Maintaining a sense of beauty and glamour may have been difficult when worn-out upholstery was used to make items of clothing and wood shavings were incorporated into hats, but women tried all the same to aesthetically please, as a straw turban by Jeanne Lanvin and Dunand’s sandals in violet taffetas with a wooden platform carved with a beautiful swirling motif prove. Three rare hats by Jewish milliner Fanny Berger, deported to Auschwitz where she died in the gas chambers in 1943, are also on display in the exhibition.

The accessories showcased are accompanied by photos, fashion magazines, newsreels and sheet music for popular songs that help putting into context the pieces displayed. Among the materials there is also a sketchbook of hats sent by a designer from prison to couturier Lucien Lelong. The sketchbook is an indirect reference to the fact that, during the German occupation of France when Hitler wanted to transport the Paris couture to Berlin or Vienna, Lucien Lelong, President of the Chambre Syndicale de la Haute Couture, together with the General Secretary Daniel Gorin, managed to persuade the Germans that French couture wouldn’t have been able to operate on alien soil. Couture was indeed made up of many different industries, comprising milliners, embroiderers, corsetiers and shoemakers just to mention a few, and it wouldn’t have been possible to move them all.
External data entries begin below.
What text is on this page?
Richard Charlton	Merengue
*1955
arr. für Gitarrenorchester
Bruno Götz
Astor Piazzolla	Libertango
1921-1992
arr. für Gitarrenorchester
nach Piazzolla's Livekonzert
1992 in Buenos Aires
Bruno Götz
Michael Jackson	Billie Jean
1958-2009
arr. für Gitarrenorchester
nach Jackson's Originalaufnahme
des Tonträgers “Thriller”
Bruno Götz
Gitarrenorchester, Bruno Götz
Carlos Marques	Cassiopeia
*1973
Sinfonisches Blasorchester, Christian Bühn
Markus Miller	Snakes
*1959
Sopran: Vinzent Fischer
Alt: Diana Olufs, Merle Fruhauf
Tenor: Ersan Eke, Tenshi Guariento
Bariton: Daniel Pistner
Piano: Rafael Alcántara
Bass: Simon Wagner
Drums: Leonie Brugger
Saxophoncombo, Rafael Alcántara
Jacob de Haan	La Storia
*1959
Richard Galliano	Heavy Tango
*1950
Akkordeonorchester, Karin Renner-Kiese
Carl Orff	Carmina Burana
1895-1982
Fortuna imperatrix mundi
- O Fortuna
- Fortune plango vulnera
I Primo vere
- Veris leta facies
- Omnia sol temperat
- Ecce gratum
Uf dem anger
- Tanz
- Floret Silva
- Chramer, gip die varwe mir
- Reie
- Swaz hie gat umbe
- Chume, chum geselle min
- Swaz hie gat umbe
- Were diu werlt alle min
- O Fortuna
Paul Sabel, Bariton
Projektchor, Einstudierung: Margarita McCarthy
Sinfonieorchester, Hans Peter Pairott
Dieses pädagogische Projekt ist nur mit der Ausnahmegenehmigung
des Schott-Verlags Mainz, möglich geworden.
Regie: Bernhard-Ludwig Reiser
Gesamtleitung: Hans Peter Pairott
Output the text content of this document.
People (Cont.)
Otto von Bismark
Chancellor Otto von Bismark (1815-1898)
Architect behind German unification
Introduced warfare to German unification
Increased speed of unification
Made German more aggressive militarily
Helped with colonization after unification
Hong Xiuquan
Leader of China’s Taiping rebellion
After the liberation, Parisian fashion re-established its prestige and the last displays of the exhibition show exactly this, how couture came through with flying colours and leading designers and fashion houses breathed new life into the industry. The final message of this interesting exhibition is to show how, even in tragic times, fashion and style remained two essential aspects in the life of Parisians. Maybe if we could only apply a bit of the endless inventiveness designers, tradesmen, manufacturers and ordinary women showed during the Second World War, we could all pull through our financially bleak times and bring a renewed spirit to the world of fashion.       

“Accessories and Artefacts: Women’s Lives in Paris 1940-1944” is at the Mémorial-Musée Jean Moulin, Paris, France, until 15th November 2009.